For this criterion, the rating is simple. There is no information in the story that speaks to the quality of the test or its accuracy. There is no explanation of any research supporting the test or outcomes based on its use. It is reasonable to expect at a minimum some accuracy rating for such tests, but nothing of that sort is offered. A similar story on National Public Radio at least mentioned comparative analysis of some breast cancer tissue samples using the test, but even it offered no data — only that the company has published the results on its website and “plans to submit them to a peer-reviewed journal.”
This is a borderline call.
This test is aimed at women, and men, who fear their genetic makeup sets them up for a deadly disease. And the lower-than-expected price for genetic testing is intended to make the test available to many more people than may have been open to testing in the past. Lastly, the company’s admitted decision to market directly to the public suggests, at least to a small extent, playing off the fears of the populace.

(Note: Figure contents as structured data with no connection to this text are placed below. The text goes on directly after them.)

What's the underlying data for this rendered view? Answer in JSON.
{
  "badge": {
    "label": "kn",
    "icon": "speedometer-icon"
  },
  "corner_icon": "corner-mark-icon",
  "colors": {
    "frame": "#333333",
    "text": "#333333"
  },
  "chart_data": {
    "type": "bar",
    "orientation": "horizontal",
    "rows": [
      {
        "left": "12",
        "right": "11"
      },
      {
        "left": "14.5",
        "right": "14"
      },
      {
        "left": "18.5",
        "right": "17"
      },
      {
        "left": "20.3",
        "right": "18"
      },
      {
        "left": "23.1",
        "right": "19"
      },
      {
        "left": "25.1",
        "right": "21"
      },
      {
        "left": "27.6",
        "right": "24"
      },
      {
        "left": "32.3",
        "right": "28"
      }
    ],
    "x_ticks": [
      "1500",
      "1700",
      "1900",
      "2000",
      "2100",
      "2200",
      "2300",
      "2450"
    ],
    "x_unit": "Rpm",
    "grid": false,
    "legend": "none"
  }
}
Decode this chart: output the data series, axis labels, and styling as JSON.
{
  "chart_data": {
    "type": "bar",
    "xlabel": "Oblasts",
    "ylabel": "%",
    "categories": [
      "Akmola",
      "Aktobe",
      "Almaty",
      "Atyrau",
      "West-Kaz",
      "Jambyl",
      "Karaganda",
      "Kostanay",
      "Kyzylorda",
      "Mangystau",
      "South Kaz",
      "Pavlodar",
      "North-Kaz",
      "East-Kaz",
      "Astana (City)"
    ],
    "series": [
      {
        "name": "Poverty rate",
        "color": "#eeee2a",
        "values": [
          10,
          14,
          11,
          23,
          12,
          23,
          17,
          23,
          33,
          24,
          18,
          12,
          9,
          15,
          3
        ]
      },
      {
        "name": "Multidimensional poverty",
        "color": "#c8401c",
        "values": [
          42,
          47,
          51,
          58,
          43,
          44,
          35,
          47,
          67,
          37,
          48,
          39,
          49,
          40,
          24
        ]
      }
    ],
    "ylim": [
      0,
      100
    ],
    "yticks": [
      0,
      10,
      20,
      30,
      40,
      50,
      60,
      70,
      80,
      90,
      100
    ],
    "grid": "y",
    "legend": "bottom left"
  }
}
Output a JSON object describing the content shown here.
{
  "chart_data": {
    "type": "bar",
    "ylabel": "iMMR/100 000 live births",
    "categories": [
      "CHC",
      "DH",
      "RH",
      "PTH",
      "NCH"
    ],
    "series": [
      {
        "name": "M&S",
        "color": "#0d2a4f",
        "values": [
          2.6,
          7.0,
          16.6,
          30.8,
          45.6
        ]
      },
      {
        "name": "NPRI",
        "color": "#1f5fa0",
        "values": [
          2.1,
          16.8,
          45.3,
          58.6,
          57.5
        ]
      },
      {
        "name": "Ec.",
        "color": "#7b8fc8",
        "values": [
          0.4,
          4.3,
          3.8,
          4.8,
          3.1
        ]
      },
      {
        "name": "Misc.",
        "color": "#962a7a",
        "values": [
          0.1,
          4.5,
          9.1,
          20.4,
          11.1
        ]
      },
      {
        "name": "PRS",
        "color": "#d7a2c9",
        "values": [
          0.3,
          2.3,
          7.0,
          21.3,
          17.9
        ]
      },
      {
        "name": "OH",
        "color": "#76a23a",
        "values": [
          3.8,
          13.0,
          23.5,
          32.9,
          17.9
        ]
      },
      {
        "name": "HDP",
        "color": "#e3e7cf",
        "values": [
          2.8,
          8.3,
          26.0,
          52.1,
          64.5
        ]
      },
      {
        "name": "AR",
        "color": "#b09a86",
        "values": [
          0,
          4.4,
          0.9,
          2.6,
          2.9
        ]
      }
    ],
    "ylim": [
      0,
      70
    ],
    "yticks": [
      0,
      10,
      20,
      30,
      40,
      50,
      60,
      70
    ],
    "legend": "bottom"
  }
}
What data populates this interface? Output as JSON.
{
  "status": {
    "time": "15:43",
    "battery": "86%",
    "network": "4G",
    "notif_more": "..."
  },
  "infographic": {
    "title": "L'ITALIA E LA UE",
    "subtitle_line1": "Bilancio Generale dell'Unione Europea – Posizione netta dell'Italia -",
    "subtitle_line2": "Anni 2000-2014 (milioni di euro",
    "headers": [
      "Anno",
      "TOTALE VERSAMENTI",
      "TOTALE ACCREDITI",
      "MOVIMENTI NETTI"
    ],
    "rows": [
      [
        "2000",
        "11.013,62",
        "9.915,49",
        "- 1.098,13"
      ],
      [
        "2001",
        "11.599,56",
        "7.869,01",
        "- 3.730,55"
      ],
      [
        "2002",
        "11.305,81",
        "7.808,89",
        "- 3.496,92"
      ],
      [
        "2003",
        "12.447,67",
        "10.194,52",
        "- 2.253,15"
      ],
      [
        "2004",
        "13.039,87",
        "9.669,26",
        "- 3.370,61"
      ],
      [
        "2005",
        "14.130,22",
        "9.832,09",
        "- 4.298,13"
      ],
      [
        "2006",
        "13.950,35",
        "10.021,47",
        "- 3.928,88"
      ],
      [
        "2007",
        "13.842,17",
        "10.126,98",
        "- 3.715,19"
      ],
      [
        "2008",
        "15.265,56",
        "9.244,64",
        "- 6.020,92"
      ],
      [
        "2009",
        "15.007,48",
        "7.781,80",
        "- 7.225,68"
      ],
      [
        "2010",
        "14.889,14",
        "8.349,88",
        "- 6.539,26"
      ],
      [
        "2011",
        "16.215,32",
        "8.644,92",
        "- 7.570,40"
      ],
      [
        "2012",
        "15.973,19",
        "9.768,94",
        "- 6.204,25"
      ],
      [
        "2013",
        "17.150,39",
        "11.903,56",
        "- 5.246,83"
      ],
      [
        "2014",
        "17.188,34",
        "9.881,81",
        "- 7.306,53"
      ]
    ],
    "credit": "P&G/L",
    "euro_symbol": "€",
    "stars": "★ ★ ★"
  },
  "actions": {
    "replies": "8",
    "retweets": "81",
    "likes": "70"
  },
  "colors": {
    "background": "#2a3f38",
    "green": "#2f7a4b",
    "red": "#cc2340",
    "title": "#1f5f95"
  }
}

While the story can’t be held responsible for these elements, its coverage could have provided a more thorough discussion of the downsides of indiscriminate testing. And since it notes that the test is designed to “circumvent the need for insurance coverage,” it could have pointed out that insurance (by law) already covers the existing tests for those who would benefit most — making it likely that the new test will appeal most to those who are less likely to benefit.
Then again, the story does warn that some expert groups recommend against testing everyone. We’ll give the benefit of the doubt.
The story meets our standard here since it includes a comment from an official from the American Cancer Society. The views of company officials are also thoroughly represented. We’d have preferred to see more views from independent experts, and less from company officials who have an obvious vested interest.
The story does mention that other tests are available at a much higher price (although they are covered by insurance for those who meet the criteria for high risk). It also mentions court decisions which ended patent claims on the process of such screening which opened up competition for new tests, increasing their availability.
The story states that the test is “available online today.” But as pointed out above, it would have been great for the story to have noted that insurance (by law) already covers the existing tests for women at high risk.
The main novelty factor here is the price, and the story makes this clear.
The story does not appear to be based on any news release that we could find. The comments from an independent source are enough to satisfy this criterion.